ACSI partners to take ‘School In A Bag’ to South Africa’s AIDS orphans.

By January 24, 2005

South Africa (MNN)–One in nine South Africans, more than five million people, are infected with the virus that causes AIDS.

Those who die are frequently parents, which results in hundreds of child-headed families. Many times, these children are unable to attend a conventional school because they are locked in a struggle for survival.

Rather than perpetuate the cycle of poverty by allowing these children to go uneducated, the Association of Christian Schools InternationaI took a bold step.

ACSI’s Dr. Alan McIlhenny spearheads a non-traditional education project. “The normal sort of literacy program has pictures of teddy bears and ice cream cones, so it’s not appropriate for use with nine, ten, 11-year olds who are living on the streets and have seen the reality of life. That’s why we’ve decided to write our own basic curriculum.”

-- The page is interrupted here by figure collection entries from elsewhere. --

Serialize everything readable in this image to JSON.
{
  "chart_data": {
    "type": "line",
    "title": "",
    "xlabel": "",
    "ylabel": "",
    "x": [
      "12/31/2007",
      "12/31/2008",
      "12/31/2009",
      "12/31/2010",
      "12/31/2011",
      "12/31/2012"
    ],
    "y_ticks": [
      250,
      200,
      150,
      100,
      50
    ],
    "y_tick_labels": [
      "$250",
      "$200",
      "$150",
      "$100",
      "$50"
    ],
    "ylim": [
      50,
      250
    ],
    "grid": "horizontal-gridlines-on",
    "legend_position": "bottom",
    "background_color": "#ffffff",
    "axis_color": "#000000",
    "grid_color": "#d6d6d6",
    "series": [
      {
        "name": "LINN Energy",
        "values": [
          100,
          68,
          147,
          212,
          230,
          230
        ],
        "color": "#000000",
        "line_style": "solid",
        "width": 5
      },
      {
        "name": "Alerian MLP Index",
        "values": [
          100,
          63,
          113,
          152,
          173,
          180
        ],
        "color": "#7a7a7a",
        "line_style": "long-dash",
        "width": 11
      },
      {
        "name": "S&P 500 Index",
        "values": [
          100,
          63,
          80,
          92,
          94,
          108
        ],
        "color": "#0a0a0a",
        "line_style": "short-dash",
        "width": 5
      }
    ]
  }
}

The key components of the project include resource centers for the Christian community serving the at-risk children, training, delivery, and the curriculum itself.

McIlhenny says they’ll be field testing it next month, along with new resource centers, in the hopes that the whole project launches by June. “We are training volunteers to take what we’re calling a ‘School In A Bag’ to the children, and bring an especially designed basic education course to the children based around a curriculum we’re calling ‘Count Me In’ that deals with the reality of living in a broken world, and then point the children to the hope they have in a God who loves them and wants them to belong to Him.”